Jan. 21 (Bloomberg) -- People’s United Financial Inc., the Bridgeport, Connecticut-based bank that made four acquisitions last year, fell the most since April 2009 after announcing plans to buy Danvers Bancorp.
The shares declined 73 cents, or 5.4 percent, to $12.96 at 10:49 a.m. New York time. The stock has slid 19 percent since the company announced April 26 that then-Chief Executive Officer Philip R. Sherringham had resigned as the board sought a leader who would pursue a strategy of “deploying the bank’s excess capital,” such as through takeovers.
People’s, now led by CEO John P. Barnes, said yesterday it agreed to acquire Danvers and its 28 branches in Massachusetts for about $493 million in cash and stock. The deal values Danvers at about 1.6 times book value, or assets minus liabilities. That compares with a median multiple of 1.25 times book value for acquisitions of U.S. banks since the start of 2010, according to data compiled by Bloomberg.

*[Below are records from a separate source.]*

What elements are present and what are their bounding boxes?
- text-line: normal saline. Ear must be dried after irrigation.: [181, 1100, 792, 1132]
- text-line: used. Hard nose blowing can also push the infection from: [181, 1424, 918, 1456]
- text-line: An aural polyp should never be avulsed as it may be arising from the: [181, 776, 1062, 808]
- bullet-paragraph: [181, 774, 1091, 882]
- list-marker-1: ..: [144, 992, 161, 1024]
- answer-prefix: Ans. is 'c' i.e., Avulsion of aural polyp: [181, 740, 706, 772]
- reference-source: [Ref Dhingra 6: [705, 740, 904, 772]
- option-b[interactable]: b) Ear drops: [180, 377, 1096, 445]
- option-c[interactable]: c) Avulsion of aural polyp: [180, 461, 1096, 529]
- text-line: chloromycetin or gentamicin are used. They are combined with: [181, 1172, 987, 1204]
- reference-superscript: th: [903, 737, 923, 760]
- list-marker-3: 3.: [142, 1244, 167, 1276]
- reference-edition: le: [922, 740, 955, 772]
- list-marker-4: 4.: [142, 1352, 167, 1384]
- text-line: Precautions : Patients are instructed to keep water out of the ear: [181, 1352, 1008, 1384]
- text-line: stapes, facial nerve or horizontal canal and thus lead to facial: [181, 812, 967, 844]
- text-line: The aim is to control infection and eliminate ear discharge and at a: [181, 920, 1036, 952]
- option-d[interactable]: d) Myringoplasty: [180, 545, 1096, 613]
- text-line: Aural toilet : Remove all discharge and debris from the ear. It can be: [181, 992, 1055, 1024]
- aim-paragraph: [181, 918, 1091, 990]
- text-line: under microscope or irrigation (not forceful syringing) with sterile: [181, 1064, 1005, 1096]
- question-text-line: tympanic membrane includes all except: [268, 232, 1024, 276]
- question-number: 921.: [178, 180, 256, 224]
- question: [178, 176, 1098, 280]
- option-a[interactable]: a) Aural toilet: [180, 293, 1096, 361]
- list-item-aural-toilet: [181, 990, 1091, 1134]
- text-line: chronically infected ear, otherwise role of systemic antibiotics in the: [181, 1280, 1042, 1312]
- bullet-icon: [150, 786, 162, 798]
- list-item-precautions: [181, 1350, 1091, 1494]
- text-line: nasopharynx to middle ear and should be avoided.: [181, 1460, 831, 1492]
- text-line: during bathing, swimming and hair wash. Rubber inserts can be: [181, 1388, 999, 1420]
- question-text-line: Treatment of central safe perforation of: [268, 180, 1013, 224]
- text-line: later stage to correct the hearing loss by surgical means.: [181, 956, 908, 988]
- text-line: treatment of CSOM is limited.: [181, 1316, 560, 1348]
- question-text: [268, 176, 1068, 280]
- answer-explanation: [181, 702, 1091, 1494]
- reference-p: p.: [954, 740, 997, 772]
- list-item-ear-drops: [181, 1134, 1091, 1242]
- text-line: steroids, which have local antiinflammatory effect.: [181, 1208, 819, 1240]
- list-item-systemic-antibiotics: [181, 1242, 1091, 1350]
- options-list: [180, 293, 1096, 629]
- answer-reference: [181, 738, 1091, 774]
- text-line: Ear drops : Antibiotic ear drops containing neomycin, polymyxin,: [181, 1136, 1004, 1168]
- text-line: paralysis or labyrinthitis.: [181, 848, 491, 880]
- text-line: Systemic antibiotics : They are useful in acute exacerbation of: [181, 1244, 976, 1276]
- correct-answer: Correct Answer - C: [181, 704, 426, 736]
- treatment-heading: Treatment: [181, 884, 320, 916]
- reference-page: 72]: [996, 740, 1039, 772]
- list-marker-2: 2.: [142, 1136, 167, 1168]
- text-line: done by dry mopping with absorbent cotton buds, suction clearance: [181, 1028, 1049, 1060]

Danvers, based in the Massachusetts city of the same name, “is a high-quality commercial institution that offers an excellent platform for growth and is a natural extension of our brand,” Barnes said in a statement announcing the deal.
People’s simultaneously disclosed that fourth-quarter net income increased to $32 million from $24.9 million in the year-earlier period. Earnings per share equaled the 9-cent average estimate of 17 analysts surveyed by Bloomberg.